Re: Ayn Randian Ethics
OCCOM BILL wrote:Damn Joe, didn't we just do this?
Well, yes, after a fashion. But it's a topic that is well worth revisiting.
val wrote:I think Rand's conception is nothing more than a poor - and not very original - justification for economic liberalism.
That's certainly one view.
val wrote:Seeing morality in the exclusive perspective of self interest is to forget that we live in a society and we are members of a specie and not a mere addition of individual entities.
Rand understood that, and her ethics reflect that fact. To understand her ethics, however, one must appreciate how her view of personal morality works on a societal level.
As I understand it, Rand's ethics works somewhat like Adam Smith's view of the marketplace. According to Smith, even though everyone in a free market is a capitalist, no one acts in the interests of capitalism. Rather, everyone acts in their own best interests and capitalism takes care of itself. In the same way, Rand thinks that a societal morality can exist even if no one is particularly interested in maintaining or advancing that morality, since everyone acting in their own self interest will lead to that morality just as everyone bargaining in the marketplace leads to capitalism.
val wrote:When she says that the fulfilment of self interest must respect the self interest of the others, she destroys her own argument. If my self interest is to be rich and in order to accomplish that I steal money from my neighbour, how can both of us accomplish our self interest? Shall he steal from another neighbour, and so on?

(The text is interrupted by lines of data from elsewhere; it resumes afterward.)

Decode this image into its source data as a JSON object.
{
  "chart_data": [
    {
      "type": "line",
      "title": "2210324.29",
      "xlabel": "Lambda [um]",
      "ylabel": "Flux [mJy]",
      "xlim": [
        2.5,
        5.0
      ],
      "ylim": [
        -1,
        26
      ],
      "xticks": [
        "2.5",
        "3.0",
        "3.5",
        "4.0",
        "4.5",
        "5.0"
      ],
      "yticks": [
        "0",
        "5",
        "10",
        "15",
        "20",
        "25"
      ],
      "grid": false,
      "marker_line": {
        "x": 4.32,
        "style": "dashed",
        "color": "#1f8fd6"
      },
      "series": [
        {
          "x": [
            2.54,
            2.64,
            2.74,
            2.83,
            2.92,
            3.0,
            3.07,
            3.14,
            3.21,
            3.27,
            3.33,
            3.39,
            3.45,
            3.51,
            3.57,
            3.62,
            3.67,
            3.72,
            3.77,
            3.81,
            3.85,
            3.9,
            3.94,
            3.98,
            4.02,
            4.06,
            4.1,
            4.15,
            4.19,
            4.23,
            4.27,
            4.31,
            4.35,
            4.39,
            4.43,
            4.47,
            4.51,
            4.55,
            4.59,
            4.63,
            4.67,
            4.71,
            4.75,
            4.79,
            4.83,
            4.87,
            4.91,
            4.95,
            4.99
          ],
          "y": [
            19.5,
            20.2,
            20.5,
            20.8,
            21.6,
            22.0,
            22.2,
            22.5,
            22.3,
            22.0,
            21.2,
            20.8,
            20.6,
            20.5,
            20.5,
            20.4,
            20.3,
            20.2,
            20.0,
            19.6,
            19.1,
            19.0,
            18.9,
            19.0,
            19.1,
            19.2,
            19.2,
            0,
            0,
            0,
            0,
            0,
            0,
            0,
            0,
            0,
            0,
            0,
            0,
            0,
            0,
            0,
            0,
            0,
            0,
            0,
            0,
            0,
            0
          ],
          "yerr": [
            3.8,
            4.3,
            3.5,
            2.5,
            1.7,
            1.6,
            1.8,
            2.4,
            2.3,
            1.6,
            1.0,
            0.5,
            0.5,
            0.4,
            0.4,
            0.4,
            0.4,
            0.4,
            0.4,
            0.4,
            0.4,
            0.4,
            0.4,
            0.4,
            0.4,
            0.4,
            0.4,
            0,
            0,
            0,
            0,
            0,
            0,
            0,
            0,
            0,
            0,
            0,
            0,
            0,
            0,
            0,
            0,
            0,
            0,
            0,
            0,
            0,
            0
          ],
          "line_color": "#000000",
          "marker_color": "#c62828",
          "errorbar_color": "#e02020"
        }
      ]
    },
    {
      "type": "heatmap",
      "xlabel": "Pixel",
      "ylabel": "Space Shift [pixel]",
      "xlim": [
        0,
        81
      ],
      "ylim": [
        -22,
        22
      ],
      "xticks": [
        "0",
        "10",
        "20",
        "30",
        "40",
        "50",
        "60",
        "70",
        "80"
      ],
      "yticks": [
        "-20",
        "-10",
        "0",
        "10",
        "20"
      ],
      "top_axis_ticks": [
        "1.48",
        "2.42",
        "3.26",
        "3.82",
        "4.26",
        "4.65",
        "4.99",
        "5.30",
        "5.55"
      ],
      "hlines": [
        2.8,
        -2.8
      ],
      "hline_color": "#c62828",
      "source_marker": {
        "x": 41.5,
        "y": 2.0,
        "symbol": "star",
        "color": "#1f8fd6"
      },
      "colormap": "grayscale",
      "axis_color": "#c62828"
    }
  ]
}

And if all men and women on earth want to fulfil their self interests (being rich)? Should everyone steal? Then nobody would be able to fulfil self interest.
Rand, I imagine, would counter that no one who is rationally self-interested would steal, since it is in everyone's self interest to maintain the institution of private property. A self-interested Randian, therefore, does not steal, even if there is a perceived immediate advantage in stealing. As I've mentioned
elsewhere, in this Randian ethics resembles a Kantian categorical imperative, although there are immense differences between the two.

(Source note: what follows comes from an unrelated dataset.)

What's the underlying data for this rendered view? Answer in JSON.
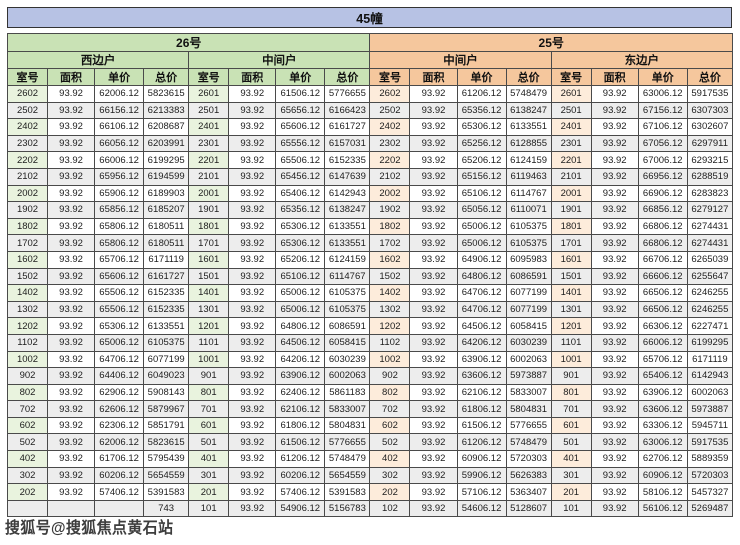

val wrote:No moral or ethics can renounce to the idea of supra individual values. That, unless you accept that the only rule is the right of the strongest - but Rand has no courage to follow Sade or Nietzsche.
You're certainly not the first person to compare Rand's ethics with Nietzsche's (click the link above). But upon closer examination Rand's ethics bear the closest resemblance to Aristotle's. Rand, in effect, says that to be ethical means to live rationally, which is close to what Aristotle said in his Nicomachean Ethics. Granted, there are differences between Rand and Aristotle, but their general position is largely the same.